Und Snoop Lion geht nach Kingston, dorthin, wo es wehtut: nach Trenchtown, wo in den sechziger Jahren die Grundlagen für Ska, Rocksteady und Reggae gelegt wurden, wo Bob Marley, Peter Tosh und unzählige andere Größen dieser Musik lebten. Er besucht Tivoli Gardens, eines der härtesten Ghettos der Stadt, um sich mit den Menschen zu unterhalten und sich von ihnen feiern zu lassen. Es ist schwer zu sagen, wie ernst es diesem Mann, der wie jeder harte Rapper auf seinen Platten sehr viel erzählt, aber wenig von sich preisgibt, mit dem neuen Leben ist.

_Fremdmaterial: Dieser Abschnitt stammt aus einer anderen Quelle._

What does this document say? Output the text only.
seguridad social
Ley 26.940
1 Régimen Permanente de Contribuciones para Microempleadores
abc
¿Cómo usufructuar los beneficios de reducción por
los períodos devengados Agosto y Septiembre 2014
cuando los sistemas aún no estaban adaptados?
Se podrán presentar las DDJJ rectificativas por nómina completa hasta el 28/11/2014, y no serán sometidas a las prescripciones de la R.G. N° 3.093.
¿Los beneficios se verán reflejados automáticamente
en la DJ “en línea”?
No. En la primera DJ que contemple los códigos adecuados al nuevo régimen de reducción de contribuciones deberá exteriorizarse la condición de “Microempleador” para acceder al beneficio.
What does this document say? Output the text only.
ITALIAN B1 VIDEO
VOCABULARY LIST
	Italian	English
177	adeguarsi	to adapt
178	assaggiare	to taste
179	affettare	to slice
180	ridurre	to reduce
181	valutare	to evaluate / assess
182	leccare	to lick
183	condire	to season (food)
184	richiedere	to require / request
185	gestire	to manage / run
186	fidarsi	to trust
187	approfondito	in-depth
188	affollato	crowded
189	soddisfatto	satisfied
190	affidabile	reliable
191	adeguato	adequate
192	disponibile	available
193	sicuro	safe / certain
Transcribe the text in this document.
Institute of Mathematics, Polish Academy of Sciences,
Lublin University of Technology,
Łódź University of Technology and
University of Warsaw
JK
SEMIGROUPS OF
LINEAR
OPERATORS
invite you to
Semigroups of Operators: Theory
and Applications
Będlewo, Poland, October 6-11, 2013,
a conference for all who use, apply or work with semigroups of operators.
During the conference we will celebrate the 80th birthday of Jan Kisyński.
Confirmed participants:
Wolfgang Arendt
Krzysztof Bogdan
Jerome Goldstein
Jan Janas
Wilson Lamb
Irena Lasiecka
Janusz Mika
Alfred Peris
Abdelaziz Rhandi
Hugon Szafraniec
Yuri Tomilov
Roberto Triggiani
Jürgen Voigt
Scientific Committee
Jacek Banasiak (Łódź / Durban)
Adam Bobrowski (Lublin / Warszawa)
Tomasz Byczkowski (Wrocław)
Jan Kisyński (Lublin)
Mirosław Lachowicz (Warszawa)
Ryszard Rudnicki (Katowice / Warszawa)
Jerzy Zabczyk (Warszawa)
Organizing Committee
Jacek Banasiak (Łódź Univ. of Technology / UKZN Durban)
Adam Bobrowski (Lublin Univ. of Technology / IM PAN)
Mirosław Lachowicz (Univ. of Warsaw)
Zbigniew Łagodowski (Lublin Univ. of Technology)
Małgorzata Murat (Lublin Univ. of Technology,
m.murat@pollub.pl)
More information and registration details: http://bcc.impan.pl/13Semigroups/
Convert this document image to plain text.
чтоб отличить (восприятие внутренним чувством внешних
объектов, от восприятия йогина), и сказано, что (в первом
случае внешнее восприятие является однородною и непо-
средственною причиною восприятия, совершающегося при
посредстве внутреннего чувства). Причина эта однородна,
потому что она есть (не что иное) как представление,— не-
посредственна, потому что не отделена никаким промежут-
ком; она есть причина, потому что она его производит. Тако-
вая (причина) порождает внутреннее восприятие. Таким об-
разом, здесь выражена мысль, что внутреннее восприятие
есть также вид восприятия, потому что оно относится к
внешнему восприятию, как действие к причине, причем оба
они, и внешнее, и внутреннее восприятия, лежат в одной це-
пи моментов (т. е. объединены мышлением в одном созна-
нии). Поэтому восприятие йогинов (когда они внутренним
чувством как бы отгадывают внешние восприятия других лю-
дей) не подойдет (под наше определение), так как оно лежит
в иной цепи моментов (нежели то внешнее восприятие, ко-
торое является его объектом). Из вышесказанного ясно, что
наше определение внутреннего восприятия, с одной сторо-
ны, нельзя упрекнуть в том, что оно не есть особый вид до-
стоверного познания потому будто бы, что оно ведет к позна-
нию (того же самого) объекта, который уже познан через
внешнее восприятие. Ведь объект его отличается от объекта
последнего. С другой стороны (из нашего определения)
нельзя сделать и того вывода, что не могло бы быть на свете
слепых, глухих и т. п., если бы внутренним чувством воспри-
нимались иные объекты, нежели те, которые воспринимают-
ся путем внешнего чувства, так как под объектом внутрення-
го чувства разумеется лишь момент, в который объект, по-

Einige Rastas seines Ordens warfen ihm vor, nicht nach den Regeln ihrer Religion zu leben. Der Dancehall-Star Sizzla beschuldigt den Konvertiten im Song „Burn Out Smithsonians“, die Rasta-Community zu benutzen, um Geld zu verdienen. Snoop sagte dazu: „Beim Rasta-Glauben geht es nicht um Leute, sondern um den Geist. Ich sage: Peace and Love, Sizzla. Ich hoffe, er hat mal die Gelegenheit, mich zu treffen. Dann können wir das von Mann zu Mann klären.“
Längst hat der Löwe erklärt, dass er bei seinen Shows auch die alten Hits spielen wird. Sein Publikum verlange das schließlich. Sicher wird der Neu-Rasta Snoop Lion, der 2009 bereits der Nation Of Islam beigetreten war, weitere Inkarnationen durchlaufen. Auf die Frage, welches Tier denn noch in ihm stecke, antwortete er jüngst: „Ein Hai!“
Das Album „Reincarnated“ ist bei Sony erschienen. DVD ab 26.4. bei Vice Films.